In inner areas, these dynamics take on particular significance. In fact, limited services accessibility and weaker infrastructure may increase the effective time costs of mobility. As a result, commuting becomes a key channel through which territorial disadvantage is translated into everyday constraints. The impact of these constraints is not uniform. Time-use data clearly show persistent gender inequalities in the allocation of unpaid care and domestic work. Women devote substantially more time to these activities than men, resulting in tighter time constraints and more complex daily schedules.
In this context, commuting is embedded within a broader set of responsibilities. Women are more likely to engage in multi-purpose trips and to combine mobility with care-related tasks, leading to more fragmented and demanding daily routines. Consequently, commuting generates higher levels of time pressure and has stronger negative effects on specific dimensions of wellbeing. While gender differences in overall life satisfaction remain relatively limited, women consistently report lower satisfaction with work–life balance and greater feelings of being rushed, particularly as commuting demands increase.
The most significant insight of the analysis emerges from the interaction between gender, commuting, and territorial context. Although inner areas are associated with relatively high levels of overall wellbeing, this advantage is not equally distributed. When commuting is taken into account, the wellbeing surplus observed in inner areas tends to diminish. For women in particular, it is substantially reduced and, in some cases, effectively cancelled out. Longer or more demanding commuting patterns intensify time constraints and reduce satisfaction with work–life balance and leisure, offsetting the positive aspects of living in these areas.

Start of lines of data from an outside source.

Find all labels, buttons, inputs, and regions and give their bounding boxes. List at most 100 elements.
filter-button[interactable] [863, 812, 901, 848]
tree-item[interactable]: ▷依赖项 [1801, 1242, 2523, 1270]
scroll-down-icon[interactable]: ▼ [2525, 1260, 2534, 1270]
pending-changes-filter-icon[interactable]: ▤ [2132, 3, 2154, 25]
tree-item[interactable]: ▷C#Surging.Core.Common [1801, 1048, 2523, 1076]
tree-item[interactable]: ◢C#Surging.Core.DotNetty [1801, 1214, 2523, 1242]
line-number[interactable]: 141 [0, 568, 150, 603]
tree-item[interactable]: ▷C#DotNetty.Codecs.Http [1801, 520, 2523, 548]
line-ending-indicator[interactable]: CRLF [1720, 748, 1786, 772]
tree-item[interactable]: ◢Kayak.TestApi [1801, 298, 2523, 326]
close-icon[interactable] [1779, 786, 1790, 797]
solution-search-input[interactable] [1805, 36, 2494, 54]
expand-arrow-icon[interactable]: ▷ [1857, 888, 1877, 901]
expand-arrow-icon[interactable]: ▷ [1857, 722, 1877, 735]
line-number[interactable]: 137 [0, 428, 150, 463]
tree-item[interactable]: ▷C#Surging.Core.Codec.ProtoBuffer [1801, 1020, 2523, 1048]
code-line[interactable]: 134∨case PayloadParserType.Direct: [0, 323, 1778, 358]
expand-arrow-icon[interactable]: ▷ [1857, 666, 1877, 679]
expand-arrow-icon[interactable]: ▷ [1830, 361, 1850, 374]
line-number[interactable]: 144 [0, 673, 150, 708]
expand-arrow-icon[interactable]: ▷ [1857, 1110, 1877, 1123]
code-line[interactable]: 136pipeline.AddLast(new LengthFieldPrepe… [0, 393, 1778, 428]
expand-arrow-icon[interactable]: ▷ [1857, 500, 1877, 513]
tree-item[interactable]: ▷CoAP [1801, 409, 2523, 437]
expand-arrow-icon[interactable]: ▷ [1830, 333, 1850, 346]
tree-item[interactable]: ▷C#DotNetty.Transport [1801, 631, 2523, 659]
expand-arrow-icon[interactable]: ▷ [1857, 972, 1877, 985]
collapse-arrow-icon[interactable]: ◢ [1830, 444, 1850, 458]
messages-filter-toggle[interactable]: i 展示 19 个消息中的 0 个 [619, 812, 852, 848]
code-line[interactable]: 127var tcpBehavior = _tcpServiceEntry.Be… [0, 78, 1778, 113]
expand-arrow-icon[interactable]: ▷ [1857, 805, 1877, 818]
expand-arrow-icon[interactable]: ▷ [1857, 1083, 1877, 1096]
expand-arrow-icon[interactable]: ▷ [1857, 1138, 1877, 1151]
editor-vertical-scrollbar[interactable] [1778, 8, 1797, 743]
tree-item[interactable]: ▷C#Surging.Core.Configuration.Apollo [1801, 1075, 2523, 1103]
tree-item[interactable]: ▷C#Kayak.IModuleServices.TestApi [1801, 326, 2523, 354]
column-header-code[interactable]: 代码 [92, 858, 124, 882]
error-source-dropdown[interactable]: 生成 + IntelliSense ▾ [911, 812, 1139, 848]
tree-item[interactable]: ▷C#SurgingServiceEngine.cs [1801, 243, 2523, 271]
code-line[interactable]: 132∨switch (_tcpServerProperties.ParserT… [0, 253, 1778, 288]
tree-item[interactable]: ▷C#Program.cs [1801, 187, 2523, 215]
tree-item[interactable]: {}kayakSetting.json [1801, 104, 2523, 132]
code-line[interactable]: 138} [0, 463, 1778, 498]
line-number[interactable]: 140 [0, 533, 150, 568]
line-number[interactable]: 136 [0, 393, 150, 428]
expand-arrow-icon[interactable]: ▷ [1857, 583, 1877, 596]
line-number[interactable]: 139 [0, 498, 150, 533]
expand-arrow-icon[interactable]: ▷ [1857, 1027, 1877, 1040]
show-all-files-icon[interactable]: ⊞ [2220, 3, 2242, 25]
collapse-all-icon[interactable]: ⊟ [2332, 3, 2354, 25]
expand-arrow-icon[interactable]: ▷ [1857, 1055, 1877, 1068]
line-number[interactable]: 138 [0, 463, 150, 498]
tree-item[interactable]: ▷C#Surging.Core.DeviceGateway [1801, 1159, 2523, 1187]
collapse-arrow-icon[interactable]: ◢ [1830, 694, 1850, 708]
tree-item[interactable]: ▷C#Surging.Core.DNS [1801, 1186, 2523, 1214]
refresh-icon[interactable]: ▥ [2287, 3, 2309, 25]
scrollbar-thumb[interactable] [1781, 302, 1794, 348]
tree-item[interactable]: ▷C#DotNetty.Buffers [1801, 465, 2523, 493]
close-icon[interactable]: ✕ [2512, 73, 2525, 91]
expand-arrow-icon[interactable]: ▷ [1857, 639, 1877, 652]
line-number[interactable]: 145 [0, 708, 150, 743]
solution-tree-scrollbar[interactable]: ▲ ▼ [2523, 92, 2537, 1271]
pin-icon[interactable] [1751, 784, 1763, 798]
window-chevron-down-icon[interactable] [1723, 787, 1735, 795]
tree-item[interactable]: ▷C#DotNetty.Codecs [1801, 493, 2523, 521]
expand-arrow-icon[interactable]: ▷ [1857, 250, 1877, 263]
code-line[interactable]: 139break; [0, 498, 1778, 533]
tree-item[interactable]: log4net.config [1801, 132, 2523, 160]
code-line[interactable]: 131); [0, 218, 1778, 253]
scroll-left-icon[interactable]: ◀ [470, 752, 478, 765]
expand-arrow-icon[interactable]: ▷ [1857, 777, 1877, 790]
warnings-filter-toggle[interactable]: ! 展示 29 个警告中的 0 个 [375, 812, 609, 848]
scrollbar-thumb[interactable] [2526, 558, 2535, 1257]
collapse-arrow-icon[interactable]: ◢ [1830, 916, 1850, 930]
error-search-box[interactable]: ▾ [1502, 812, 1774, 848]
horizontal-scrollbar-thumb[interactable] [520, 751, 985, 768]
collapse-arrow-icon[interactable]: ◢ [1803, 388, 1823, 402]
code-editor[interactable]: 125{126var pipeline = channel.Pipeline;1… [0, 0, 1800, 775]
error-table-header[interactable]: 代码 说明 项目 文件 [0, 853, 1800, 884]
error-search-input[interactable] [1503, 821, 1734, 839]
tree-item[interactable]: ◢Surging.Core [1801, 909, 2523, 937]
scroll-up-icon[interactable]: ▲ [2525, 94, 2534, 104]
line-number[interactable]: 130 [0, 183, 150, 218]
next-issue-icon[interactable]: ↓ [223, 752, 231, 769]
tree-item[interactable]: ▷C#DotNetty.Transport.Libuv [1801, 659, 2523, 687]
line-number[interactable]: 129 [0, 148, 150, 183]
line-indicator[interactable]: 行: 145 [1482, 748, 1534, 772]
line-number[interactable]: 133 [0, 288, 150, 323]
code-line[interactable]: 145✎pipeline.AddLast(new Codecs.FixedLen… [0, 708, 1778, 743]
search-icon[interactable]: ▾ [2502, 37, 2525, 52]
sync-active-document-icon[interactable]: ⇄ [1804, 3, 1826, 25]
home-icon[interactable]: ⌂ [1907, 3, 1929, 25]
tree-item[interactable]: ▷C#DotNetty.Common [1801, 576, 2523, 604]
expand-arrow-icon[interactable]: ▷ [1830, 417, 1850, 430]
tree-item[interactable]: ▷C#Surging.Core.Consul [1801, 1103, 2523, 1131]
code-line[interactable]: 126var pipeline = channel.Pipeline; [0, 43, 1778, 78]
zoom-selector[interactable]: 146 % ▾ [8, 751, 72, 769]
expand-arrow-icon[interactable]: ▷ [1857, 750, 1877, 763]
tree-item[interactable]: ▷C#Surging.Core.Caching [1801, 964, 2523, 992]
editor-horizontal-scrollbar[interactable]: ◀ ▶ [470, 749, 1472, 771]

This finding points to a crucial dynamic: territorial advantages can coexist with, and be undermined by, gendered time inequalities. For women in inner areas, the combination of limited service provision, mobility demands, and unequal care responsibilities results in a form of time scarcity that directly affects daily wellbeing.
Overall, these results suggest that territorial inequality cannot be fully understood through standard economic indicators alone. A time-use perspective reveals how structural conditions—such as accessibility and infrastructure—interact with the unequal distribution of unpaid care work to shape everyday experiences. Unpaid care work is central in this respect. It structures how time is allocated within households and mediates the impact of commuting and mobility constraints. Where public services and infrastructure are limited, the burden of care intensifies, reinforcing existing gender inequalities. Commuting, in turn, operates as a key mechanism linking spatial disadvantage to individual wellbeing. Its effects are not uniform but depend on how it intersects with gender roles and daily time allocation.
By foregrounding time, care, and everyday practices, this analysis highlights the importance of looking beyond where people live to understand how they live. Such an approach is essential for capturing the lived experience of inequality and for recognising the central role of care in shaping both wellbeing and the sustainability of places.